The Industrial Court has dismissed an industrial relations offence (IRO) brought by the Public Services Association (PSA) against the National Insurance Board (NIB) over its alleged failure to honour the terms of a collective agreement signed in late 2020.
Delivering a written judgement on Tuesday, Industrial Court Judges Herbert Soverall, Patrick Rabathaly and Melvin Daniel rejected the IRO, which was filed by the union last year.
The panel ruled that the union could not prove the NIB intended to breach the agreement by failing to pay salary arrears and increases because the delay was due to the Ministry of Finance not approving an increased budget to cover the payments.
“The disclosures of the employer show that it had to obtain the approval of its budgetary allocations before it can effect payments and that it had persistently and consistently applied orally and in writing to the Ministry of Finance for approval of the necessary funds to effect the terms of the collective agreement,” it said.
“On the basis of that disclosure which the union has not challenged, it can be inferred that the employer made every attempt to obtain the funding to effect the payments and as such, it had every intention to effect the payments,” the panel added.
According to the court filings, the agreement for the period 2014 to 2016, which gave workers a total salary increase of nine per cent (a three per cent per year), was signed on October 26, 2020.
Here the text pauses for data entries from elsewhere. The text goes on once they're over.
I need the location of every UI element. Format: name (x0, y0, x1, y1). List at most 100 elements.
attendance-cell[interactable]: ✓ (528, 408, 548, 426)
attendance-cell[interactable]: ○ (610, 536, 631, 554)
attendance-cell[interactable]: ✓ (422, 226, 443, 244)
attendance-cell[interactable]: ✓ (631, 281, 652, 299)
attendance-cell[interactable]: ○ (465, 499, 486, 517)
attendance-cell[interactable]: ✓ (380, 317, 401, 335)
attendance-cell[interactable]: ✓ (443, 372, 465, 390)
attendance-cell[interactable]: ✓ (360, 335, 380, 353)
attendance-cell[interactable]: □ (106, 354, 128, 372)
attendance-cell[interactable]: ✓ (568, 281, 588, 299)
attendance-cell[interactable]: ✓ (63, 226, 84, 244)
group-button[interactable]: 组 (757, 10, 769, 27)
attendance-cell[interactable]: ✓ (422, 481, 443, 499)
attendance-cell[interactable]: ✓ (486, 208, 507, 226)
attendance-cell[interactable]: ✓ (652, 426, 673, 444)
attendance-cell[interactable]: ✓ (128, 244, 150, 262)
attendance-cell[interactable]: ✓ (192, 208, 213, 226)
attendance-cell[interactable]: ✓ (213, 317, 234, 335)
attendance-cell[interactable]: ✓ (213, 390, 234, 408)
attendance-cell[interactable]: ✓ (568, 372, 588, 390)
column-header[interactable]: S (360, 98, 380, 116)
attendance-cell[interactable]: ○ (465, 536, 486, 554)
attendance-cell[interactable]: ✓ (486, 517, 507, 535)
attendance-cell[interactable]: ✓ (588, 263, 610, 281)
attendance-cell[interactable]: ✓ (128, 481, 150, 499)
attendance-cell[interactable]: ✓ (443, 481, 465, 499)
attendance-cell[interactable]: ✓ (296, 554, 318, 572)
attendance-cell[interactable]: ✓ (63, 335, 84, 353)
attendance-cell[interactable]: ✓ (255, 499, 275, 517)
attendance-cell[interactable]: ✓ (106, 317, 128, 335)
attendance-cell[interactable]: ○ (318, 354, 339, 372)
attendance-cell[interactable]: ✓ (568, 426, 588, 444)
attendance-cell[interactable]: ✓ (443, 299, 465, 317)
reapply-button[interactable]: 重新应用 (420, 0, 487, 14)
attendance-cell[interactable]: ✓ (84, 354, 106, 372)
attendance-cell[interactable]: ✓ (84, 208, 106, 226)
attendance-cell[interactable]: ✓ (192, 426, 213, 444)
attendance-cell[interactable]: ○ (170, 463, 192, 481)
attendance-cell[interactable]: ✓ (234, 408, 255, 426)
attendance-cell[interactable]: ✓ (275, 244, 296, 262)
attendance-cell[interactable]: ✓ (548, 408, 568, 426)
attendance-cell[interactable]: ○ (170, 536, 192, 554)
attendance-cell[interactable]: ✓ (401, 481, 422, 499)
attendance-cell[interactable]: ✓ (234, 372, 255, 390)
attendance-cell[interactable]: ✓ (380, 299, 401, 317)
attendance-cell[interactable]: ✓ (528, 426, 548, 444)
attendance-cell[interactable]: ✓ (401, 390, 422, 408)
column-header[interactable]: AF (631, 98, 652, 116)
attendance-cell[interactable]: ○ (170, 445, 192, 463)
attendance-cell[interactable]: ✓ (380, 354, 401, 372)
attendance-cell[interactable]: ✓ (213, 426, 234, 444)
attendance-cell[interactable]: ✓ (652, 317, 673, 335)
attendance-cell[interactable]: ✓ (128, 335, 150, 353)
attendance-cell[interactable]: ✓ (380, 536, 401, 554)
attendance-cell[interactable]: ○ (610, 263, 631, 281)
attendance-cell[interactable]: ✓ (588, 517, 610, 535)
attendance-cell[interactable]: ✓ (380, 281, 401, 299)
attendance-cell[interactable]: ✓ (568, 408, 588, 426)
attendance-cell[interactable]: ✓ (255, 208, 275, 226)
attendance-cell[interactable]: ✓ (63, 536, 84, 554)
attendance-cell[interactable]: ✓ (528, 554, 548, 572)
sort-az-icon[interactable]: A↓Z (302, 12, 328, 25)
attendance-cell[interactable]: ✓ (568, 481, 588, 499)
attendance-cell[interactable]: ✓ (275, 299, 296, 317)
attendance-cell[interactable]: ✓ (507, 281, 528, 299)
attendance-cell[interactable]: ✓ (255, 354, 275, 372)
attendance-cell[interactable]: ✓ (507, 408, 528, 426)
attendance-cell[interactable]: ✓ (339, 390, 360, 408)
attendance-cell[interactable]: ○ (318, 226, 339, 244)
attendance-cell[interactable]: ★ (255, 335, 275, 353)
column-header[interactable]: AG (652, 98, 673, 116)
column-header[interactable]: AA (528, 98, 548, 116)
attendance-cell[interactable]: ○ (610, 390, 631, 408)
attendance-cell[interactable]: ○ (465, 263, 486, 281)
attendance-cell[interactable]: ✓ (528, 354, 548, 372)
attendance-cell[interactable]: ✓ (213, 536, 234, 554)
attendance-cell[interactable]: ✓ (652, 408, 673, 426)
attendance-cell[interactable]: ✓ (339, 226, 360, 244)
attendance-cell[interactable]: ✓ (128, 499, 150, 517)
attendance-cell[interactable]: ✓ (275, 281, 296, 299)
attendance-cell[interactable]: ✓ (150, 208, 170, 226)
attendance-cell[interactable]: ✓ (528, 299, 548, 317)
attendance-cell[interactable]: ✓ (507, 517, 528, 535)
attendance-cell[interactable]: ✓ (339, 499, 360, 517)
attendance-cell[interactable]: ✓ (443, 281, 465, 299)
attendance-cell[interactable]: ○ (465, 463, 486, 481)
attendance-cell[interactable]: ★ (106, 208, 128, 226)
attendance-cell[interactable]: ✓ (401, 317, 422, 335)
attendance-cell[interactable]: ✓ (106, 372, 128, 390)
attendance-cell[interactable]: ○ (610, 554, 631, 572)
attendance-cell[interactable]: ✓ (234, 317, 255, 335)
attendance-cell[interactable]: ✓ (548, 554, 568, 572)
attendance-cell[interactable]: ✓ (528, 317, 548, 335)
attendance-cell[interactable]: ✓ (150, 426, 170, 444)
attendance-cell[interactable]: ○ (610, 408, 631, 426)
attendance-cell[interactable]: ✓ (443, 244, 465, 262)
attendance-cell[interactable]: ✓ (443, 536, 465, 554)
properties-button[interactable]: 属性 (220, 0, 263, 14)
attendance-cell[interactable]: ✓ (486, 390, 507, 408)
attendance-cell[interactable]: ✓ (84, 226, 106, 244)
Under the agreement, which required the NIB to make retroactive payments to eligible employees by December 31 last year, workers were also given increases in their paternity leave, car and car repair loans and travel allowances. Their Cost of Living Allowance (COLA) was also increased to $220.
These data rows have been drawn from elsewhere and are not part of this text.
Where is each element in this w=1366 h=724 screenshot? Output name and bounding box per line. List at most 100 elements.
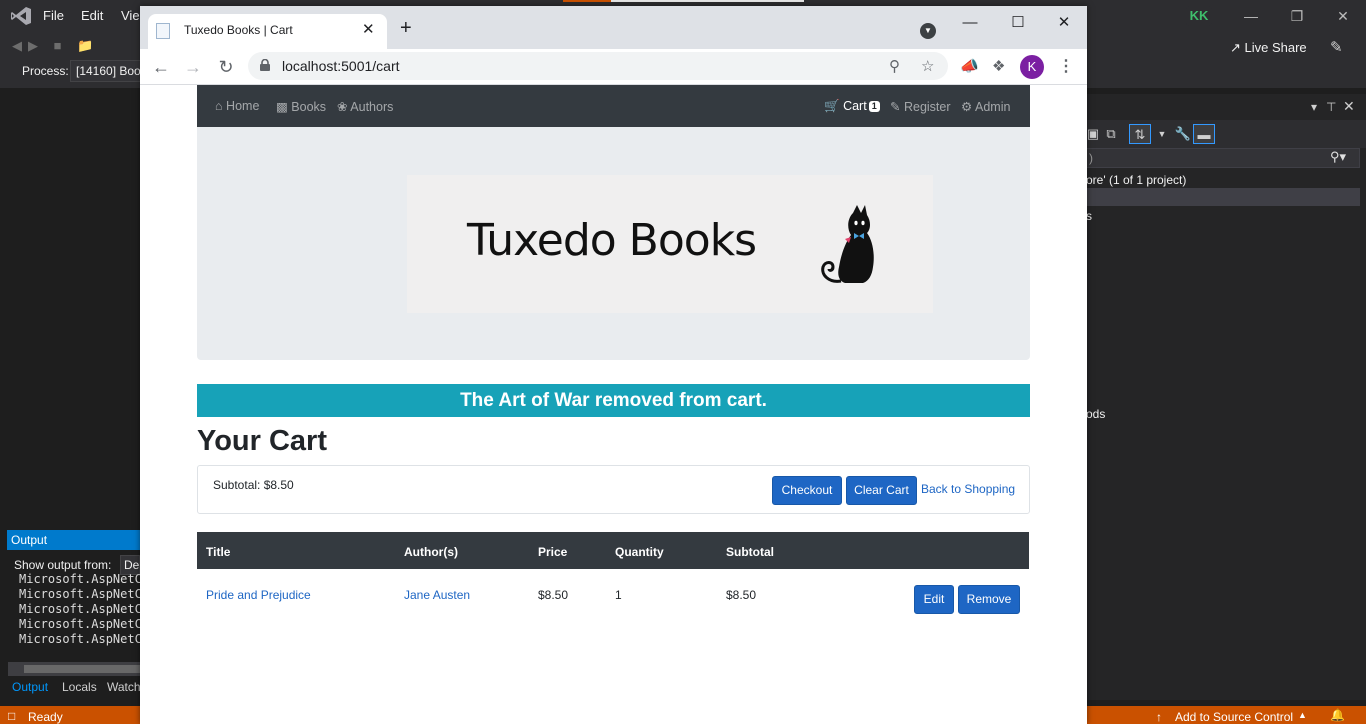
vs-output-title[interactable]: Output bbox=[7, 530, 140, 550]
chevron-down-icon[interactable]: ▼ bbox=[1151, 124, 1173, 144]
vs-process-label: Process: bbox=[22, 64, 69, 78]
vs-search-strip bbox=[611, 0, 804, 2]
search-icon[interactable]: ⚲▾ bbox=[1330, 149, 1346, 165]
nav-cart[interactable]: 🛒 Cart 1 bbox=[824, 99, 880, 114]
cart-alert: The Art of War removed from cart. bbox=[197, 384, 1030, 417]
vs-menu-view[interactable]: Vie bbox=[121, 8, 140, 23]
chevron-up-icon: ▲ bbox=[1298, 710, 1307, 720]
browser-minimize-icon[interactable]: — bbox=[955, 12, 985, 34]
reload-icon[interactable]: ↻ bbox=[214, 55, 238, 79]
cart-icon: 🛒 bbox=[824, 99, 840, 113]
forward-icon[interactable]: → bbox=[181, 55, 205, 79]
vs-solution-item[interactable]: ods bbox=[1086, 407, 1105, 421]
remove-button[interactable]: Remove bbox=[958, 585, 1020, 614]
vs-restore-icon[interactable]: ❐ bbox=[1287, 6, 1307, 26]
nav-authors[interactable]: ❀ Authors bbox=[337, 99, 393, 114]
preview-icon[interactable]: ▬ bbox=[1193, 124, 1215, 144]
tuxedo-cat-icon bbox=[821, 205, 874, 283]
nav-admin[interactable]: ⚙ Admin bbox=[961, 99, 1010, 114]
nav-admin-label: Admin bbox=[975, 100, 1011, 114]
row-subtotal: $8.50 bbox=[726, 588, 757, 602]
cart-count-badge: 1 bbox=[868, 101, 880, 112]
page-title: Your Cart bbox=[197, 425, 327, 457]
vs-live-share-button[interactable]: ↗ Live Share bbox=[1230, 40, 1307, 56]
hero-banner: Tuxedo Books bbox=[197, 127, 1030, 360]
wrench-icon[interactable]: 🔧 bbox=[1172, 124, 1194, 144]
new-tab-icon[interactable]: + bbox=[400, 17, 412, 40]
book-icon: ▩ bbox=[276, 100, 288, 114]
vs-output-line: Microsoft.AspNetC bbox=[19, 602, 140, 616]
notification-icon[interactable]: 🔔 bbox=[1330, 708, 1345, 722]
gear-icon: ⚙ bbox=[961, 100, 973, 114]
column-header-price: Price bbox=[538, 545, 568, 559]
nav-register[interactable]: ✎ Register bbox=[890, 99, 951, 114]
vs-tab-output[interactable]: Output bbox=[12, 680, 48, 694]
column-header-quantity: Quantity bbox=[615, 545, 664, 559]
table-header: Title Author(s) Price Quantity Subtotal bbox=[197, 532, 1029, 569]
vs-tab-locals[interactable]: Locals bbox=[62, 680, 97, 694]
book-title-link[interactable]: Pride and Prejudice bbox=[206, 588, 311, 602]
copy-icon[interactable]: ⧉ bbox=[1100, 124, 1122, 144]
back-to-shopping-link[interactable]: Back to Shopping bbox=[921, 482, 1015, 496]
vs-output-scroll-thumb[interactable] bbox=[24, 665, 140, 673]
extensions-puzzle-icon[interactable]: ❖ bbox=[992, 57, 1005, 75]
vs-solution-search[interactable]: ) bbox=[1086, 148, 1360, 168]
bookmark-star-icon[interactable]: ☆ bbox=[921, 57, 934, 75]
feedback-icon[interactable]: ✎ bbox=[1330, 38, 1343, 56]
cart-summary-card: Subtotal: $8.50 Checkout Clear Cart Back… bbox=[197, 465, 1030, 514]
sync-icon[interactable]: ⇅ bbox=[1129, 124, 1151, 144]
row-price: $8.50 bbox=[538, 588, 569, 602]
nav-register-label: Register bbox=[903, 100, 951, 114]
vs-solution-node[interactable]: ore' (1 of 1 project) bbox=[1086, 173, 1186, 187]
edit-icon: ✎ bbox=[890, 100, 901, 114]
megaphone-extension-icon[interactable]: 📣 bbox=[960, 57, 979, 75]
pin-icon[interactable]: ⊤ bbox=[1326, 100, 1336, 114]
browser-maximize-icon[interactable]: ☐ bbox=[1003, 12, 1033, 34]
lock-icon[interactable] bbox=[260, 59, 270, 71]
vs-add-source-control[interactable]: Add to Source Control bbox=[1175, 710, 1293, 724]
vs-close-icon[interactable]: ✕ bbox=[1333, 6, 1353, 26]
vs-tab-watch[interactable]: Watch bbox=[107, 680, 141, 694]
nav-cart-label: Cart bbox=[843, 99, 867, 113]
vs-menu-edit[interactable]: Edit bbox=[81, 8, 103, 23]
vs-menu-file[interactable]: File bbox=[43, 8, 64, 23]
zoom-icon[interactable]: ⚲ bbox=[889, 57, 900, 75]
vs-account-avatar[interactable]: KK bbox=[1186, 6, 1212, 26]
checkout-button[interactable]: Checkout bbox=[772, 476, 842, 505]
column-header-authors: Author(s) bbox=[404, 545, 458, 559]
vs-process-dropdown[interactable]: [14160] Boo bbox=[70, 60, 150, 82]
row-quantity: 1 bbox=[615, 588, 622, 602]
clear-cart-button[interactable]: Clear Cart bbox=[846, 476, 917, 505]
kebab-menu-icon[interactable]: ⋮ bbox=[1058, 56, 1074, 76]
address-url[interactable]: localhost:5001/cart bbox=[282, 58, 400, 74]
column-header-subtotal: Subtotal bbox=[726, 545, 774, 559]
nav-home[interactable]: ⌂ Home bbox=[215, 99, 259, 113]
dropdown-icon[interactable]: ▾ bbox=[1311, 100, 1317, 114]
back-icon[interactable]: ← bbox=[149, 55, 173, 79]
author-link[interactable]: Jane Austen bbox=[404, 588, 470, 602]
browser-tab-title: Tuxedo Books | Cart bbox=[184, 23, 293, 37]
vs-output-line: Microsoft.AspNetC bbox=[19, 572, 140, 586]
vs-live-share-label: Live Share bbox=[1244, 40, 1307, 55]
column-header-title: Title bbox=[206, 545, 231, 559]
tab-search-icon[interactable]: ▼ bbox=[920, 23, 936, 39]
edit-button[interactable]: Edit bbox=[914, 585, 954, 614]
cart-subtotal: Subtotal: $8.50 bbox=[213, 478, 294, 492]
browser-close-icon[interactable]: ✕ bbox=[1049, 12, 1079, 34]
tab-close-icon[interactable]: ✕ bbox=[362, 20, 375, 38]
home-icon: ⌂ bbox=[215, 99, 223, 113]
vs-toolbar-nav-icons[interactable]: ◀▶ ■ 📁 bbox=[12, 38, 99, 54]
visual-studio-logo-icon bbox=[11, 7, 31, 25]
vs-output-line: Microsoft.AspNetC bbox=[19, 587, 140, 601]
vs-title-accent bbox=[563, 0, 611, 2]
nav-books[interactable]: ▩ Books bbox=[276, 99, 326, 114]
close-icon[interactable]: ✕ bbox=[1343, 98, 1355, 115]
vs-minimize-icon[interactable]: — bbox=[1241, 6, 1261, 26]
vs-solution-selected-row[interactable] bbox=[1086, 188, 1360, 206]
site-logo: Tuxedo Books bbox=[407, 175, 933, 313]
nav-books-label: Books bbox=[291, 100, 327, 114]
logo-wordmark: Tuxedo Books bbox=[467, 215, 757, 266]
nav-authors-label: Authors bbox=[350, 100, 394, 114]
vs-output-line: Microsoft.AspNetC bbox=[19, 617, 140, 631]
profile-avatar[interactable]: K bbox=[1020, 55, 1044, 79]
“To date, NIB has failed to pay the revised salary and allowances along with the retroactive payments. Accordingly, the PSA submits that they (NIB) have fundamentally violated the terms of this collective agreement,” then PSA president Watson Duke said.
Through the industrial relations offence, the union was seeking to compel the NIB to abide by the terms of the agreement. It is also seeking compensation for employees who would have relied on it to apply for loans and subsequently defaulted.
The collective agreement was raised in Parliament in March last year.
Responding to a question posed by Opposition Senator Wade Mark, Finance Minister Colm Imbert said his ministry was seeking advice on the issue.
“The consequences of the agreement are also far-reaching and could result in tremendous expense to taxpayers if used as a precedent,” Imbert said, as he described the matter as complicated.
Imbert noted that in March 2011, the Permanent Secretary of the Ministry of Finance wrote to the NIB chairman and indicated that the Human Resource Advisory Committee of the Cabinet would monitor all wage and salary negotiations.
The collective agreement was not authorised by the ministerial committee, according to Imbert.
Imbert suggested that if the NIB agreement was applied to all workers in the entire public sector, it would cost taxpayers approximately $7 billion.
When the PSA brought the application it was initially dismissed, as the court ruled that it was filed under the wrong section of the Industrial Relations Act. The application was refiled and was heard by the court in August last year.
NIB was represented by Christopher Sieuchand, Sashi Indarsingh and Anderson Modeste, of MG Daly and Associates.